- Moloney in 2026

Personal information
- Born: 29 March 1995 (age 31)
- Original team: University of Queensland (QWAFL)
- Draft: No. 75, 2019 AFL Women's draft
- Debut: Round 1, 2020, Brisbane vs. Adelaide, at Hickey Park
- Height: 165 cm (5 ft 5 in)
- Position: Midfielder

Club information
- Current club: Port Adelaide
- Number: 9

Playing career^{1}
- Years: Club / Games (Goals)
- 2020–2022 (S6): Brisbane / 11 (2)
- 2022 (S7)–: Port Adelaide / 17 (2)
- Total:  / 28 (4)
- ^{1} Playing statistics correct to the end of the 2023 season.

= Maria Moloney =

Australian rules footballer

Maria Moloney (born 29 March 1995) is an Australian rules footballer playing for Port Adelaide in the AFL Women's competition (AFLW).
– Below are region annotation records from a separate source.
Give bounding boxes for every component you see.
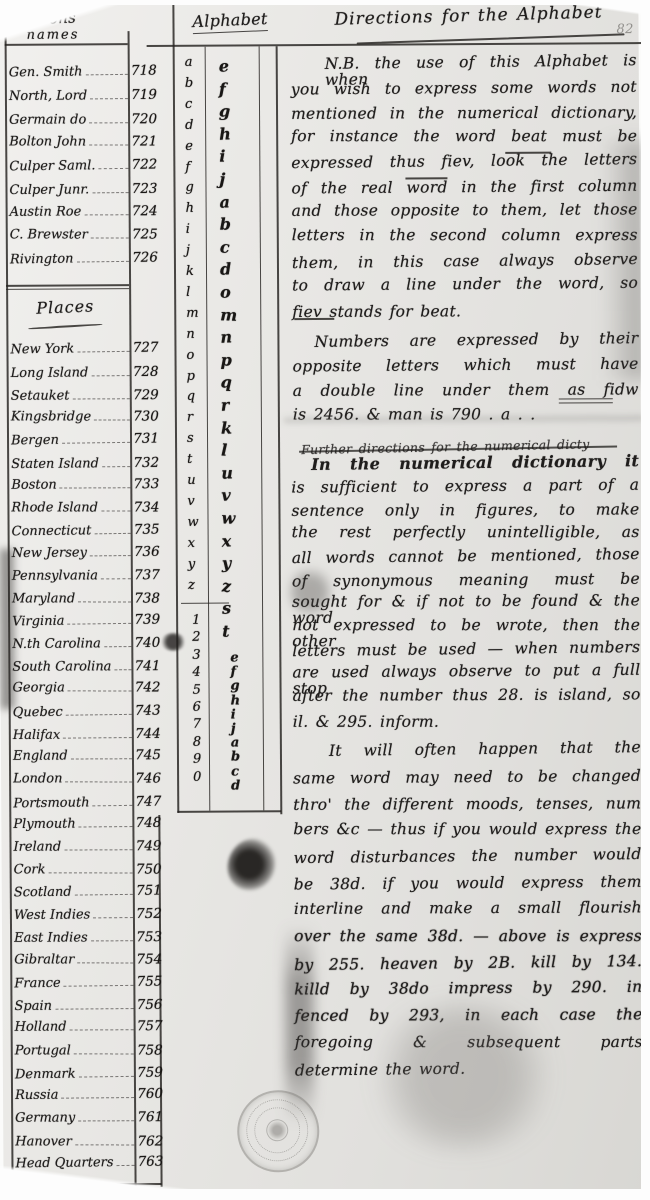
cipher-letter: k [221,418,232,437]
place-row: N.th Carolina740 [12,631,160,652]
leader-dashes [67,622,131,624]
leader-dashes [77,962,133,963]
place-row: New Jersey736 [12,540,160,561]
cipher-letter: d [220,260,232,279]
place-code: 736 [134,544,160,560]
cipher-letter: c [220,237,230,256]
cipher-letter: u [221,463,233,482]
person-name: North, Lord [9,89,87,105]
cipher-digit: i [231,707,236,722]
directions-line: a double line under them as fidw [293,382,639,399]
place-row: Bergen731 [11,427,159,449]
place-name: South Carolina [12,659,111,674]
place-name: Portsmouth [13,795,89,811]
plain-letter: g [185,180,193,195]
place-name: Boston [11,478,57,493]
plain-letter: d [185,117,193,132]
plain-digit: 3 [192,648,200,663]
place-row: Holland757 [15,1015,163,1036]
persons-header-line1: Persons [14,8,76,29]
rule-section-separator-a [6,284,129,286]
cipher-letter: h [219,124,231,143]
directions-line: to draw a line under the word, so [292,275,638,293]
place-name: Maryland [12,592,75,607]
plain-digit: 2 [192,630,200,645]
leader-dashes [60,487,131,488]
place-row: Connecticut735 [11,518,159,540]
person-name: Germain do [9,112,86,127]
person-code: 720 [131,111,157,127]
leader-dashes [102,466,131,467]
directions-line: over the same 38d. — above is express [294,929,642,945]
cipher-letter: g [219,102,231,121]
document-photo: Persons names Places Alphabet Directions… [0,0,650,1200]
place-name: Quebec [13,704,63,720]
place-code: 738 [134,591,160,607]
place-row: East Indies753 [14,925,162,946]
leader-dashes [71,758,132,759]
leader-dashes [55,1008,134,1010]
place-code: 756 [137,997,163,1013]
place-code: 761 [137,1110,163,1126]
leader-dashes [75,1144,135,1145]
person-name: C. Brewster [10,228,88,243]
plain-letter: s [187,431,194,446]
place-code: 752 [136,906,162,922]
plain-digit: 9 [193,752,201,767]
place-name: England [13,749,68,764]
directions-line: fiev stands for beat. [292,302,461,321]
place-row: Ireland749 [13,834,161,855]
person-row: Germain do720 [9,107,157,128]
leader-dashes [93,917,133,918]
place-name: Holland [15,1020,67,1035]
leader-dashes [79,826,133,827]
leader-dashes [73,398,130,399]
directions-line: Numbers are expressed by their [314,331,638,350]
plain-letter: a [185,55,193,70]
rule-alphabet-divider [205,47,211,811]
directions-line: foregoing & subsequent parts [295,1035,643,1051]
leader-dashes [61,1097,134,1099]
place-name: Spain [14,999,52,1014]
leader-dashes [65,782,132,783]
cipher-letter: i [219,147,225,166]
leader-dashes [91,940,134,941]
directions-line: bers &c — thus if you would express the [293,822,641,838]
cipher-digit: c [231,764,239,779]
place-name: Bergen [11,433,59,449]
place-row: Setauket729 [11,383,159,404]
directions-line: of synonymous meaning must be [292,572,640,590]
plain-digit: 7 [193,717,201,732]
places-header-flourish [28,323,102,329]
cipher-letter: f [219,79,226,98]
place-code: 751 [136,882,162,898]
ink-blot [227,838,275,890]
place-row: London746 [13,767,161,787]
directions-line: them, in this case always observe [292,252,638,272]
plain-letter: o [186,347,194,362]
rule-alphabet-right-border [259,46,265,810]
leader-dashes [63,737,132,739]
place-code: 733 [133,476,159,492]
directions-heading: Directions for the Alphabet [334,2,603,29]
place-name: Georgia [13,681,65,696]
cipher-letter: a [219,192,230,211]
place-row: Cork750 [14,858,162,878]
person-code: 718 [131,63,157,79]
place-name: Plymouth [13,817,75,833]
plain-letter: c [185,97,192,112]
directions-line: killd by 38do impress by 290. in [294,979,642,997]
directions-line: interline and make a small flourish [294,901,642,918]
place-name: Staten Island [11,456,99,472]
cipher-letter: x [221,531,231,550]
cipher-letter: s [222,599,232,618]
cipher-digit: j [231,722,236,737]
leader-dashes [70,1030,134,1031]
place-row: Portsmouth747 [13,789,161,811]
embossed-seal [237,1090,319,1172]
place-code: 732 [133,454,159,470]
directions-line: fenced by 293, in each case the [295,1007,643,1024]
plain-letter: j [186,243,190,258]
place-name: Germany [15,1111,75,1126]
place-code: 753 [136,929,162,945]
place-code: 754 [136,951,162,967]
leader-dashes [101,578,131,579]
place-code: 759 [137,1064,163,1080]
directions-line: sentence only in figures, to make [291,503,639,520]
place-name: Pennsylvania [12,568,98,583]
plain-digit: 8 [193,735,201,750]
person-name: Culper Junr. [9,182,89,198]
person-row: Bolton John721 [9,129,157,149]
place-name: N.th Carolina [12,636,101,652]
cipher-letter: b [220,215,231,234]
plain-letter: b [185,76,193,91]
rule-header-underline [5,43,128,45]
directions-line: opposite letters which must have [293,357,639,375]
directions-line: determine the word. [295,1060,466,1080]
seal-center [266,1119,288,1141]
plain-letter: f [185,159,190,174]
cipher-letter: n [220,328,232,347]
plain-digit: 0 [193,769,201,784]
leader-dashes [89,122,128,123]
cipher-letter: m [220,305,237,324]
place-code: 727 [133,340,159,356]
place-name: Head Quarters [15,1155,113,1171]
place-row: South Carolina741 [12,654,160,675]
cipher-digit: e [230,651,238,666]
person-row: Culper Saml.722 [9,152,157,174]
plain-letter: r [187,410,193,425]
directions-line: is sufficient to express a part of a [291,478,639,496]
place-code: 735 [134,522,160,538]
place-code: 757 [137,1019,163,1035]
place-name: New Jersey [12,545,87,561]
place-row: Long Island728 [11,359,159,380]
place-code: 739 [134,611,160,627]
place-name: East Indies [14,931,88,946]
place-code: 758 [137,1042,163,1058]
place-name: Scotland [14,884,72,900]
leader-dashes [74,1053,134,1054]
cipher-letter: t [222,622,230,641]
plain-digit: 4 [192,665,200,680]
plain-letter: m [186,306,198,321]
place-name: Virginia [12,613,64,629]
directions-line: all words cannot be mentioned, those [292,547,640,567]
person-code: 725 [132,227,158,243]
place-row: Boston733 [11,472,159,493]
directions-line: be 38d. if you would express them [294,875,642,893]
leader-dashes [90,555,131,556]
cipher-digit: f [230,665,236,680]
directions-line: for instance the word beat must be [291,129,637,145]
place-row: Pennsylvania737 [12,563,160,584]
page-number: 82 [616,22,633,37]
place-row: Plymouth748 [13,811,161,832]
person-row: Austin Roe724 [10,199,158,220]
person-row: Rivington726 [10,246,158,268]
ink-blot-small [160,633,186,651]
place-row: Halifax744 [13,722,161,743]
place-row: West Indies752 [14,902,162,923]
place-code: 737 [134,567,160,583]
person-code: 723 [132,180,158,196]
place-code: 745 [135,747,161,763]
plain-digit: 6 [193,700,201,715]
plain-letter: n [186,326,194,341]
cipher-digit: d [231,778,240,793]
place-code: 750 [136,862,162,878]
place-code: 734 [134,500,160,516]
plain-letter: e [185,138,193,153]
rule-alphabet-bottom [177,810,281,812]
place-row: Quebec743 [13,698,161,720]
place-code: 728 [133,363,159,379]
leader-dashes [49,873,133,874]
person-name: Bolton John [9,134,86,149]
cipher-letter: r [220,395,229,414]
plain-letter: i [186,222,190,237]
place-row: Head Quarters763 [15,1149,163,1171]
rule-directions-left-border [276,46,282,814]
directions-line: expressed thus fiev, look the letters [291,152,637,172]
leader-dashes [94,533,130,534]
plain-digit: 5 [193,682,201,697]
place-code: 730 [133,409,159,425]
person-row: C. Brewster725 [10,223,158,243]
person-row: Culper Junr.723 [9,176,157,197]
directions-line: word disturbances the number would [294,847,642,867]
directions-line: letters must be used — when numbers [292,640,640,660]
place-name: New York [10,342,74,358]
directions-line: is 2456. & man is 790 . a . . [293,406,536,424]
place-row: Virginia739 [12,607,160,629]
leader-dashes [101,511,131,512]
place-name: Hanover [15,1134,72,1149]
place-code: 763 [138,1153,164,1169]
plain-letter: t [187,452,192,467]
cipher-letter: w [221,508,235,527]
person-name: Gen. Smith [9,65,83,81]
place-row: New York727 [10,336,158,358]
directions-line: of the real word in the first column [291,179,637,197]
place-name: Halifax [13,727,60,742]
leader-dashes [117,1165,135,1166]
plain-letter: q [187,389,195,404]
rule-alphabet-left-border [172,5,179,813]
place-code: 742 [135,680,161,696]
place-row: Maryland738 [12,587,160,607]
place-code: 731 [133,431,159,447]
directions-line: In the numerical dictionary it [311,453,639,473]
place-name: London [13,772,62,787]
leader-dashes [68,691,132,692]
place-code: 748 [136,815,162,831]
place-name: Denmark [15,1066,76,1082]
person-name: Culper Saml. [9,158,95,174]
plain-letter: z [188,577,195,592]
place-row: Hanover762 [15,1129,163,1149]
place-code: 741 [135,658,161,674]
place-row: Georgia742 [13,676,161,696]
leader-dashes [79,1076,135,1078]
place-name: Kingsbridge [11,410,91,425]
places-header: Places [36,296,95,317]
leader-dashes [84,214,129,215]
leader-dashes [99,168,129,169]
place-row: England745 [13,743,161,764]
directions-line: you wish to express some words not [291,79,637,97]
person-code: 724 [132,203,158,219]
place-code: 747 [135,793,161,809]
rule-section-separator-b [6,288,129,290]
place-row: Germany761 [15,1106,163,1127]
person-code: 721 [131,133,157,149]
place-row: Kingsbridge730 [11,405,159,425]
alphabet-heading: Alphabet [192,9,268,34]
place-code: 755 [136,973,162,989]
leader-dashes [78,602,131,603]
leader-dashes [62,442,130,444]
place-row: Denmark759 [15,1060,163,1082]
cipher-digit: a [231,736,240,751]
leader-dashes [86,74,129,76]
place-name: Rhode Island [11,501,98,516]
place-code: 746 [135,771,161,787]
place-code: 743 [135,702,161,718]
place-row: France755 [14,969,162,991]
place-code: 744 [135,726,161,742]
directions-line: and those opposite to them, let those [292,202,638,219]
plain-letter: y [188,556,195,571]
place-code: 749 [136,838,162,854]
person-name: Austin Roe [10,204,82,219]
place-row: Portugal758 [15,1038,163,1058]
leader-dashes [90,98,128,99]
person-code: 722 [131,156,157,172]
directions-line: letters in the second column express [292,228,638,244]
leader-dashes [91,238,129,239]
directions-line: mentioned in the numerical dictionary, [291,105,637,122]
leader-dashes [94,420,130,421]
directions-line: same word may need to be changed [293,768,641,786]
cipher-digit: h [231,693,241,708]
cipher-letter: y [222,554,231,573]
plain-digit: 1 [192,613,200,628]
leader-dashes [78,1121,134,1122]
rule-table-bottom [12,1183,162,1185]
directions-line: the rest perfectly unintelligible, as [292,525,640,541]
plain-letter: v [187,494,194,509]
place-row: Rhode Island734 [11,496,159,516]
leader-dashes [77,351,130,353]
cipher-letter: j [219,170,225,189]
person-code: 726 [132,250,158,266]
directions-line: by 255. heaven by 2B. kill by 134. [294,954,642,974]
leader-dashes [92,192,129,193]
cipher-letter: l [221,441,228,460]
place-row: Scotland751 [14,878,162,900]
person-row: North, Lord719 [9,83,157,104]
person-code: 719 [131,87,157,103]
place-name: Ireland [13,840,61,855]
place-name: Long Island [11,365,89,381]
directions-line: It will often happen that the [329,740,641,759]
underline-fidw-b [559,402,613,404]
cipher-letter: e [218,56,229,75]
leader-dashes [89,144,128,145]
leader-dashes [64,849,133,850]
place-code: 729 [133,387,159,403]
person-row: Gen. Smith718 [9,59,157,81]
plain-letter: u [187,473,195,488]
place-row: Staten Island732 [11,450,159,471]
leader-dashes [114,669,131,670]
place-name: France [14,976,61,992]
place-name: Portugal [15,1043,71,1058]
directions-line: after the number thus 28. is island, so [293,687,641,704]
cipher-letter: o [220,283,231,302]
cipher-letter: v [221,486,230,505]
directions-line: thro' the different moods, tenses, num [293,796,641,813]
plain-letter: l [186,285,190,300]
plain-letter: k [186,264,194,279]
place-row: Gibraltar754 [14,947,162,967]
place-code: 740 [134,635,160,651]
leader-dashes [77,261,130,263]
leader-dashes [104,646,132,647]
leader-dashes [93,804,133,806]
place-name: West Indies [14,907,90,923]
place-name: Connecticut [12,524,92,540]
rule-top-border [147,42,643,47]
plain-letter: h [186,201,194,216]
place-name: Gibraltar [14,952,74,967]
cipher-digit: g [230,679,239,694]
place-code: 762 [138,1133,164,1149]
cipher-letter: q [220,373,232,392]
leader-dashes [64,985,134,987]
leader-dashes [75,894,133,896]
plain-letter: p [187,368,195,383]
cipher-letter: z [222,576,232,595]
She was playing for University of Queensland in the AFL Queensland Women's League when she was drafted by Brisbane with the 75th pick in the 2019 AFL Women's draft.

Moloney made her debut for Brisbane in their round 1 game against Adelaide at Hickey Park on 8 February 2020.

In May 2022, Moloney committed to join expansion side Port Adelaide.

Long-distance runner Virginia Moloney is her sister.